"It was the first clash that made me realise it was not easy at all. I recall I finished with honours, and applied to study veterinary medicine in Hradec [Králové]. All I knew I had to do was pass the admissions procedure because that determined everything. I was told that I had met the requirements but that my family did not guarantee a socialist upbringing. For this reason, and also because I was not given a recommendation from my school, I was not admitted to study. The credentials said I had a poor relationship with nature, justifying it by the fact that I refused to weed the grass from the pavement in front of the school."
"No one was allowed to speak against the army, but I had heard a lot of that from my dad back home; he disagreed with the entry [of Warsaw Pact troops]. I recall my mother broke down afterwards and was home for a while because of it. She told me that a comrade said to her, 'Well, the party has left you today, and your husband will leave tomorrow.' It really wasn't easy back in 1968. Dad didn't have a job after that. Later on, he started working; first with the Asanace cooperative, but there were many people who had been expelled from the Communist Party, and so the cooperative got dissolved. We didn't have much money before dad started working part-time in the sugar mill. And when someone started talking about liberation at school, I felt really uneasy."
"I never joined the [Communist] Party. I have funny experiences about this. When we started to work on the farm after college, a girl or maybe a young lady, I don't know, came to see me in the cowshed. She addressed me on first-name terms and said, 'Comrade, I am very sorry for coming to see you so late, but I was in the Soviet Union.' I told her that my name was so-and-so, and although I didn't insist on her addressing me with my degree, I was in fact a lady engineer. I told her to check my documents, and that I would not join the Party. She says, 'Well, we have more folks like you, but they always do join.' I told her I wouldn't join. 'Read my documents; they explain why I'm here on the farm.'"

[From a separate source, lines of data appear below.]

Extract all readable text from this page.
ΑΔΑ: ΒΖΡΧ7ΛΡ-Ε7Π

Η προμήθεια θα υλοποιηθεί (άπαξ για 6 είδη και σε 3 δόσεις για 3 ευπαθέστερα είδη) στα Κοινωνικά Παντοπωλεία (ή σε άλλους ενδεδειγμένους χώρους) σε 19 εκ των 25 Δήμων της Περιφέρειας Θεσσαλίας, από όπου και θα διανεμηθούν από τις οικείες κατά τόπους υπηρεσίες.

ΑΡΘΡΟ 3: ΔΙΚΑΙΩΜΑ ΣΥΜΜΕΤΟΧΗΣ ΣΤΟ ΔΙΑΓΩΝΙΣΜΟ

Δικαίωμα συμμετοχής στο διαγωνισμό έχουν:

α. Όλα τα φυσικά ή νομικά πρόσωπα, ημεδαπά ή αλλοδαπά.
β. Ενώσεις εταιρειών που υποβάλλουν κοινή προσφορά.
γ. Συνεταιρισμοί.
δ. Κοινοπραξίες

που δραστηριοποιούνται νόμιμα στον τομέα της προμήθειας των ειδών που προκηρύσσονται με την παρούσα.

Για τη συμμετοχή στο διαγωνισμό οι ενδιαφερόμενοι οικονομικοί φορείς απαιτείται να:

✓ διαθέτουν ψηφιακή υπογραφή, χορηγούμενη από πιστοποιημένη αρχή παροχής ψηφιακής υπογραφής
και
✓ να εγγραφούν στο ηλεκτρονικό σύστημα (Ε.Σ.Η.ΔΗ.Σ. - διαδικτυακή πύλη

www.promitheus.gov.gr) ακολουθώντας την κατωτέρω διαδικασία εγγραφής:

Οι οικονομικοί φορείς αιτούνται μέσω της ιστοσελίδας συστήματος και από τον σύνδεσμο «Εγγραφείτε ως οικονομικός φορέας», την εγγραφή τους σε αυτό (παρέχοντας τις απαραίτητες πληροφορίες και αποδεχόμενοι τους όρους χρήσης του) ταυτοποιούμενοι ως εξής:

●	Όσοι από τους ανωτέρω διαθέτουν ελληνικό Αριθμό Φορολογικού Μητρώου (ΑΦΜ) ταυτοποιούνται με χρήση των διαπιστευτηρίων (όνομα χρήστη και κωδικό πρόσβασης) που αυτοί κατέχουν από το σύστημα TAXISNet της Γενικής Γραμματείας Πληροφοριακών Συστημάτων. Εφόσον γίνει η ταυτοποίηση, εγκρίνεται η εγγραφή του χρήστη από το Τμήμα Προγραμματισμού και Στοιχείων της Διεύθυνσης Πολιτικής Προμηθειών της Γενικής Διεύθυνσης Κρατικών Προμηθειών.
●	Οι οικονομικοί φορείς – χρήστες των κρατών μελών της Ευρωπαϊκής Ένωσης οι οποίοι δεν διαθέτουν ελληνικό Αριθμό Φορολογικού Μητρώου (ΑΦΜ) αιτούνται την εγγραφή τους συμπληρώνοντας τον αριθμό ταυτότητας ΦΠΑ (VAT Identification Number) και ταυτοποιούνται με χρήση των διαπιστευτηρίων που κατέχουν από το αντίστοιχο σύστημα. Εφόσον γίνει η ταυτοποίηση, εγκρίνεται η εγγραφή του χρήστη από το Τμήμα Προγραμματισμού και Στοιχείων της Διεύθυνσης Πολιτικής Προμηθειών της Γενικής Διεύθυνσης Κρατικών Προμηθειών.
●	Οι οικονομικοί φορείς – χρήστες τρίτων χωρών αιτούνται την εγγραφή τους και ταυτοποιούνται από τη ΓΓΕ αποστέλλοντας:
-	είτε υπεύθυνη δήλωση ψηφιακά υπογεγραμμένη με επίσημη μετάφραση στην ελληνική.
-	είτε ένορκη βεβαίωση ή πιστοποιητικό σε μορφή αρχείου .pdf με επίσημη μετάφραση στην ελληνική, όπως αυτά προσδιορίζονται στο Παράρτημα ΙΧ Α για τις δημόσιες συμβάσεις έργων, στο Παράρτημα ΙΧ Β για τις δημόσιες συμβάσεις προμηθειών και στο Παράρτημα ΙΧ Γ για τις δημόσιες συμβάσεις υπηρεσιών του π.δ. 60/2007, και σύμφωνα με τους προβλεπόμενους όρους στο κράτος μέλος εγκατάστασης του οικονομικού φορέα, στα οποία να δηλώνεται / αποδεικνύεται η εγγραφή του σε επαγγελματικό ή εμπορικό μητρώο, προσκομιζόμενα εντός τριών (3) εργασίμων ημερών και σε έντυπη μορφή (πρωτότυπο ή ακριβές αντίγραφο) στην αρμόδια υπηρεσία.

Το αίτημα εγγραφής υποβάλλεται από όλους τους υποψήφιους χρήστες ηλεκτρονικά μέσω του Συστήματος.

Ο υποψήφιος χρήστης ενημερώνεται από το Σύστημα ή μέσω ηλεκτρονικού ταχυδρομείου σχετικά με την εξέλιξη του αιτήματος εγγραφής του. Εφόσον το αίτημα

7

"But at that time everything was strictly recorded, the cyclostyle had such a numbering, so it was obvious how many copies would be made, as it was strictly recorded. Moreover, at this school, it was discovered that someone there is doing something secretly. As a result, they figured out that it was the mother, whose house they searched and found out that there was something about dwarves. And because the girls also had a directory of members of this society, so of course one day they made arrests of several students or whatever you call it. Because they were from all over the republic, and it was very difficult for the policemen at the time to understand that it was just a prank. They wanted to know where the dead mailboxes were. They wanted to know what this meant and saw some conspiracy behind it, when there was none. The worst thing happened to one friend who was detained for two days in the South Moravian region."

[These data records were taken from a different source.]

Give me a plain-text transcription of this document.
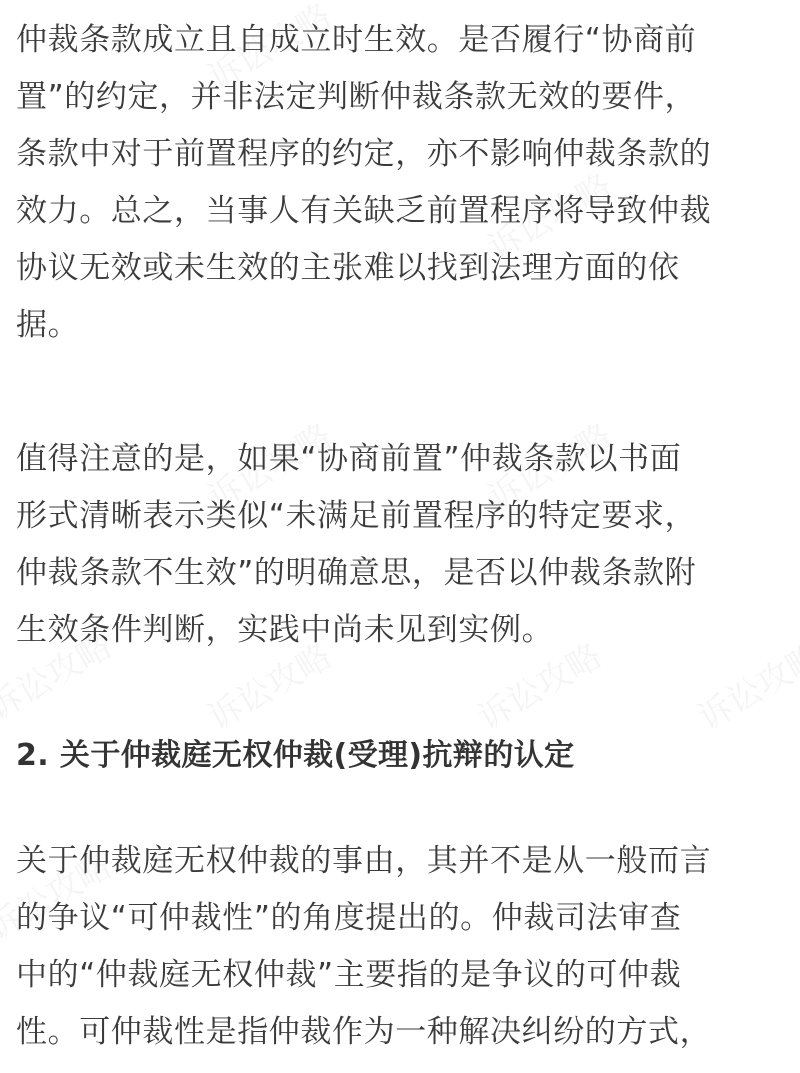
仲裁条款成立且自成立时生效。是否履行“协商前
置”的约定，并非法定判断仲裁条款无效的要件，
条款中对于前置程序的约定，亦不影响仲裁条款的
效力。总之，当事人有关缺乏前置程序将导致仲裁
协议无效或未生效的主张难以找到法理方面的依
据。
值得注意的是，如果“协商前置”仲裁条款以书面
形式清晰表示类似“未满足前置程序的特定要求，
仲裁条款不生效”的明确意思，是否以仲裁条款附
生效条件判断，实践中尚未见到实例。
2. 关于仲裁庭无权仲裁(受理)抗辩的认定
关于仲裁庭无权仲裁的事由，其并不是从一般而言
的争议“可仲裁性”的角度提出的。仲裁司法审查
中的“仲裁庭无权仲裁”主要指的是争议的可仲裁
性。可仲裁性是指仲裁作为一种解决纠纷的方式，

Alena Čiháková was born on August 12, 1957 in Trutnov. Her parents were expelled from the Communist Party of Czechoslovakia (KSČ). For the children, it meant a lifetime of carrier difficulties, due to which the witnesses´ application to secondary school go also rejected. She had to go to study at an agricultural college. However, she later made it to high school and college. Because of student recession called Dwarves, the police arrested several students, suspecting them of espionage. Two participants were suspended from school. The witness successfully completed her studies and joined the state farm in Uhřínov in Orlické hory as a zoo-technician. She learned English, listened to Free Europe and Voice of America, and read samizdat. She considered emigrating, but the Velvet Revolution came. In 1991, she received an offer to teach English and biology at a primary school. She worked as a teacher for several decades.